The rest of the day featured disco and boogie tracks, mostly by relatively unknown artists such as Nite Class. DJ Trev Ski was the last DJ of the night, performing an all-vinyl set.
“It’s talking to people through music, coercing them to dance,” said DJ Trev Ski who is a resident DJ at the 18th Street Lounge.
Megan said he wishes to expand the event, and make it biannual, in the vein of similar fairs in DC and Baltimore.
The vendors ranged from representatives from storefronts like Joe’s Record Paradise in Silver Spring to vendors like Microdot Mindwear, whose owner, Dave Hoffer, forgoes a physical storefront to sell to customers at fairs around the East Coast.

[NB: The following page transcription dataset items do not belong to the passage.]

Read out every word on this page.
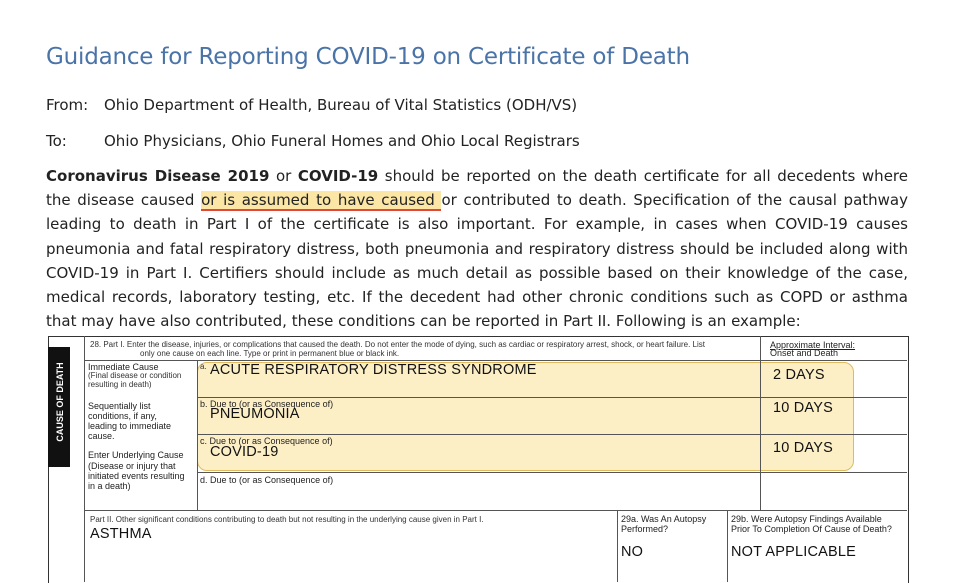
Guidance for Reporting COVID-19 on Certificate of Death
From: Ohio Department of Health, Bureau of Vital Statistics (ODH/VS)
To: Ohio Physicians, Ohio Funeral Homes and Ohio Local Registrars
Coronavirus Disease 2019 or COVID-19 should be reported on the death certificate for all decedents where the disease caused or is assumed to have caused or contributed to death. Specification of the causal pathway leading to death in Part I of the certificate is also important. For example, in cases when COVID-19 causes pneumonia and fatal respiratory distress, both pneumonia and respiratory distress should be included along with COVID-19 in Part I. Certifiers should include as much detail as possible based on their knowledge of the case, medical records, laboratory testing, etc. If the decedent had other chronic conditions such as COPD or asthma that may have also contributed, these conditions can be reported in Part II. Following is an example:
CAUSE OF DEATH
28. Part I. Enter the disease, injuries, or complications that caused the death. Do not enter the mode of dying, such as cardiac or respiratory arrest, shock, or heart failure. List
only one cause on each line. Type or print in permanent blue or black ink.
Approximate Interval:
Onset and Death
Immediate Cause
(Final disease or condition resulting in death)
Sequentially list conditions, if any, leading to immediate cause.
Enter Underlying Cause
(Disease or injury that initiated events resulting in a death)
a. ACUTE RESPIRATORY DISTRESS SYNDROME	2 DAYS
b. Due to (or as Consequence of)
PNEUMONIA	10 DAYS
c. Due to (or as Consequence of)
COVID-19	10 DAYS
d. Due to (or as Consequence of)
Part II. Other significant conditions contributing to death but not resulting in the underlying cause given in Part I.
ASTHMA
29a. Was An Autopsy Performed?
NO
29b. Were Autopsy Findings Available Prior To Completion Of Cause of Death?
NOT APPLICABLE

“I’ve been selling records for 37 years, I do it for a love of music and to support my own habit of collecting,” said Hoffer.
The vendors sold all styles of music, ranging from movie soundtracks to hip-hop, to international records. Modern albums like Kanye West’s debut album “College Dropout” were sold in the same room as Emory Cook’s field recording of Trinidadian steel drum bands, making for a diverse browsing experience.
Several vendors also sold “bootleg” recordings never officially released by the artist or record label. Hoffer for example had a 3 LP live concert set from Peter Gabriel’s 1982 performance in Munich.
“Decide what genre you like and expand on that,” said Hoffer when asked on what advice he would give an aspiring collector, “There’s so much good stuff out there, don’t be afraid to listen new things.”